Does a bounded helix; for instance $\{(\cos 2\pi t, \sin 2\pi t, t); -5\leq t\leq5\}$ in $\mathbb R^3$ with the projection map $(x,y,z)\mapsto (x,y)$ form a covering space for the unit circle $\mathbb S^1$?
If yes, does it disprove: There is a bijection between the fundamental group of a space and the fibers of the base point into a simply connected covering space?
Yes it's a covering map. Since the fundamental group of $S^1$ is $\mathbb{Z}$, and since each fiber is the set of $(\cos(t_0),\sin(t_0),t_0+2\pi k)$, $k \in \mathbb{Z}$, there is no conflict to the bijection you mention.
Note the question has been reformulated and this answer is no longer relevant; I'm awaiting further clarification from OP as to what the rephrased bijection assertion means.

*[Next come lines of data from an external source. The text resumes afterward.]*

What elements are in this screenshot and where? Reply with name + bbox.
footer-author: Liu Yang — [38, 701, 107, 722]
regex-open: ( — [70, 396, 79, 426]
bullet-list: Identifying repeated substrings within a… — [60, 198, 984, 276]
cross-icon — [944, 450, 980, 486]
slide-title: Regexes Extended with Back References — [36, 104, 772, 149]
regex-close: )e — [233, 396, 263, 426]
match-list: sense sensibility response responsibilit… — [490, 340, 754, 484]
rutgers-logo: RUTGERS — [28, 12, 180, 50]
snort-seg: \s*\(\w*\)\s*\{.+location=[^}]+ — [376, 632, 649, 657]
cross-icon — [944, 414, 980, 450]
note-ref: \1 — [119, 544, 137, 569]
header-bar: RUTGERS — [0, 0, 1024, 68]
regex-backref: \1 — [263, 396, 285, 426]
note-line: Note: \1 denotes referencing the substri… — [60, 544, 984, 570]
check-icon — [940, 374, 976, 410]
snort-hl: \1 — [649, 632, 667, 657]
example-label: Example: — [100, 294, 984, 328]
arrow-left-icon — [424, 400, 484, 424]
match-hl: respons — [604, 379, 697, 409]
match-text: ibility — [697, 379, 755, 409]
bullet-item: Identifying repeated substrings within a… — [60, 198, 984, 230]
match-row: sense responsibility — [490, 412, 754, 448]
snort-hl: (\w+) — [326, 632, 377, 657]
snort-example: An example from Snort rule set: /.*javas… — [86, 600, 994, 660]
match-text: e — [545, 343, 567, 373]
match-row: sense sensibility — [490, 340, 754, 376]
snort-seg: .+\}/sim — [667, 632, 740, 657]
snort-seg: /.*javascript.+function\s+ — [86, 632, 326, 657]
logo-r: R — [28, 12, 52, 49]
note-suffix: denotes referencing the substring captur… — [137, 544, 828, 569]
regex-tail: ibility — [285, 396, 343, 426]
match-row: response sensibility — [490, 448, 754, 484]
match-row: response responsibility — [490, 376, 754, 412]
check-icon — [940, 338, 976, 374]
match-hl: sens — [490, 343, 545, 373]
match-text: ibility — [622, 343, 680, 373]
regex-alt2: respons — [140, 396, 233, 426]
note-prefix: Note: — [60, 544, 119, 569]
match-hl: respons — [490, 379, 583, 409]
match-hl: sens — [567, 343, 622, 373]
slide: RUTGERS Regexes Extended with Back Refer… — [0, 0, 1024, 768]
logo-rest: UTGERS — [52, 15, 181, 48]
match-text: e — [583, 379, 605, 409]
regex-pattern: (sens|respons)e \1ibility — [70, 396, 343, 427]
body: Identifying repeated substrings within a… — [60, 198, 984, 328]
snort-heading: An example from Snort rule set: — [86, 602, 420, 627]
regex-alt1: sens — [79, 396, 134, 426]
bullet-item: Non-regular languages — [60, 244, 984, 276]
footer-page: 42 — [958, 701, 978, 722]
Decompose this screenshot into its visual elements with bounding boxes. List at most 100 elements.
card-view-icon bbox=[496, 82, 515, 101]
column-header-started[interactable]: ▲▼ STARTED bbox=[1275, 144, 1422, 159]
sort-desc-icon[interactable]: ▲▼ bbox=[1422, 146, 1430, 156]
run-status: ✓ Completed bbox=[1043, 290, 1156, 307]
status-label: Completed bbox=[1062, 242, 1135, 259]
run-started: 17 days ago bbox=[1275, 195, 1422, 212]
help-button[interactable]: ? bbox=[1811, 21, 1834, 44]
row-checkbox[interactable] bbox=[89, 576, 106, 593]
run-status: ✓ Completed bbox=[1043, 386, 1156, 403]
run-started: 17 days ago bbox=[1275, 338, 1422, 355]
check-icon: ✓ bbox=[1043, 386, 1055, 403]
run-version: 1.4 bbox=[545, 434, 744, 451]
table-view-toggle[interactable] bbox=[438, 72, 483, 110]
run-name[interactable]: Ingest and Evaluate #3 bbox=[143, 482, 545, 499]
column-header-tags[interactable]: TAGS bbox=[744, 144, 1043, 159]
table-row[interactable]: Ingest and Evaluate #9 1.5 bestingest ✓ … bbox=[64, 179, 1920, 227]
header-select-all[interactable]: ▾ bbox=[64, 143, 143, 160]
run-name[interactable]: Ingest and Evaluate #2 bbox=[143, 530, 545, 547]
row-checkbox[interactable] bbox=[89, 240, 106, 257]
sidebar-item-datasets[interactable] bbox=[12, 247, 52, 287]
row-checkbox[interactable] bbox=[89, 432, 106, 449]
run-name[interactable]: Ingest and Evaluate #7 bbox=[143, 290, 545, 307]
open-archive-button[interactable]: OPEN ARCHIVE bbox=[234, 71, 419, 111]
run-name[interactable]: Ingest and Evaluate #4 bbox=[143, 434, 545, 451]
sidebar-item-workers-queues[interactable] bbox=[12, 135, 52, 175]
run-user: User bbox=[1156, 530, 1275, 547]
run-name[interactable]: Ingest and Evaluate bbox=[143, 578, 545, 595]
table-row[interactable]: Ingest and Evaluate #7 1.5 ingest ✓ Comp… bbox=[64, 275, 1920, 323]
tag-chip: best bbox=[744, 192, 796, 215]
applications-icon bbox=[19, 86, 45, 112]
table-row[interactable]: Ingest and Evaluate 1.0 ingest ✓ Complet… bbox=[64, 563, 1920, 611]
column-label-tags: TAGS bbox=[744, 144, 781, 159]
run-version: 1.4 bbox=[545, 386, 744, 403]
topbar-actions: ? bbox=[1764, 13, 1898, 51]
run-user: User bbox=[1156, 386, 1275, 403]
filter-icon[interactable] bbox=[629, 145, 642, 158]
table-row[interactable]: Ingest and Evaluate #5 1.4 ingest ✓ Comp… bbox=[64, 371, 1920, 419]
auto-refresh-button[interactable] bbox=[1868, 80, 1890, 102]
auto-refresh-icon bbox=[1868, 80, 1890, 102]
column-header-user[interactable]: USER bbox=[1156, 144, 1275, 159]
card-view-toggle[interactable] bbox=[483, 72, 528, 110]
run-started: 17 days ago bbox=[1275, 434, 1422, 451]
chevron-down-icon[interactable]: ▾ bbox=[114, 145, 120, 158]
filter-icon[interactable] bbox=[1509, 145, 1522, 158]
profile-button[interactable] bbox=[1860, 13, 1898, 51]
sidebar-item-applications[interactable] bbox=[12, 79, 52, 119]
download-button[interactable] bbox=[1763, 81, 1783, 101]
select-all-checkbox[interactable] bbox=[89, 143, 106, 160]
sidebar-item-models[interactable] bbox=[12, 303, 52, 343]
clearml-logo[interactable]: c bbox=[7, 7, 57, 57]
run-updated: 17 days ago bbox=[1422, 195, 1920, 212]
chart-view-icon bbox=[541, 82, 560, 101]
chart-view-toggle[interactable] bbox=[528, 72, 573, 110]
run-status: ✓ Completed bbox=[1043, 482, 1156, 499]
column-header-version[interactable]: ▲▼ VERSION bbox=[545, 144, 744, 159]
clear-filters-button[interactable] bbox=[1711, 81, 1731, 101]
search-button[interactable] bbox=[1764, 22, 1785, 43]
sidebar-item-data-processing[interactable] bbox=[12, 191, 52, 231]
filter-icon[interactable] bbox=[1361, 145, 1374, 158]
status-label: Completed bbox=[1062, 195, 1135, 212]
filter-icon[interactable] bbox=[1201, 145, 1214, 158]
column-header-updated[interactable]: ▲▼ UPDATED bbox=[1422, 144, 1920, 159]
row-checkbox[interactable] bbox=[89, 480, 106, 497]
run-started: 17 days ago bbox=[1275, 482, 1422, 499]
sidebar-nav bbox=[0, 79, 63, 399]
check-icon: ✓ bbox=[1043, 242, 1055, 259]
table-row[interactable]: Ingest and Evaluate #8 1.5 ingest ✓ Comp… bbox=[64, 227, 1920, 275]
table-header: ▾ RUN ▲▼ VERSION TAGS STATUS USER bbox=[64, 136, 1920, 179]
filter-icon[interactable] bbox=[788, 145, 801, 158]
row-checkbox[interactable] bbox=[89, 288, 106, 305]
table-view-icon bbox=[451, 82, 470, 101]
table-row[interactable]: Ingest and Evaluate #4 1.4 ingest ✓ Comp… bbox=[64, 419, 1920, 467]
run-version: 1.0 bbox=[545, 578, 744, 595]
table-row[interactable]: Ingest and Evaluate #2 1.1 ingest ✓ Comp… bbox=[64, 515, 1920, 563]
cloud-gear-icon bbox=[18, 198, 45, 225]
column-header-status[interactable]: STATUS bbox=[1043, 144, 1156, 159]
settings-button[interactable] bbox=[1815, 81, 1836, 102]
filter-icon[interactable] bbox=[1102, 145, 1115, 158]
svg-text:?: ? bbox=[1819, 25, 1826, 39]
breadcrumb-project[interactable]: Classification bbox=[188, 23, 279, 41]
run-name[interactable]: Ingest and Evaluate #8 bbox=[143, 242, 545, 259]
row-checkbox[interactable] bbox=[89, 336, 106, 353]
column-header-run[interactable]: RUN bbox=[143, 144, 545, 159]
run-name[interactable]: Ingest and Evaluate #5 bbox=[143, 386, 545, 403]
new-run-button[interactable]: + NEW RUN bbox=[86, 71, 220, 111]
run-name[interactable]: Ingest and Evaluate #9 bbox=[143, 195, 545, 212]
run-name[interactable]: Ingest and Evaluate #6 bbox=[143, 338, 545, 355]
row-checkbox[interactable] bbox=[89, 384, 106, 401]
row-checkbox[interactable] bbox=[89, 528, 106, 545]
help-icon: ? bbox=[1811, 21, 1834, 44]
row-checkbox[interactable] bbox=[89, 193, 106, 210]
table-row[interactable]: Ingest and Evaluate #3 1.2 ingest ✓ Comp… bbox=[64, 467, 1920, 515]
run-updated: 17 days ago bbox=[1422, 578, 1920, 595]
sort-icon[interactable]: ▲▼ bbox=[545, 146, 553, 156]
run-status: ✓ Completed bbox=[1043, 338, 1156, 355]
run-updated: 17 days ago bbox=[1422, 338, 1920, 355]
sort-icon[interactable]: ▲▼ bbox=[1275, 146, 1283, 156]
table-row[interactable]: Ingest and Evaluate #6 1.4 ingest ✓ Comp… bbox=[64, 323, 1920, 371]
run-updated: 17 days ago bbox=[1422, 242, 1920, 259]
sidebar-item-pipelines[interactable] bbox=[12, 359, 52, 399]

The re-edit now has the parameter $t$ bounded, i.e. $t \in [-5,5]$, in the helix parametrization $(\cos 2\pi t,\sin 2\pi t, 2\pi t).$ This is not a covering space, since for $t$ near an end, say near 5, the neighborhood of $(0,0)$ in the base is not covered by an open interval along the helix. In a simple covering space over the circle, if you are on a sheet of the cover over any point in the base, you should be able to move back or forth a bit and remain on that sheet, locally.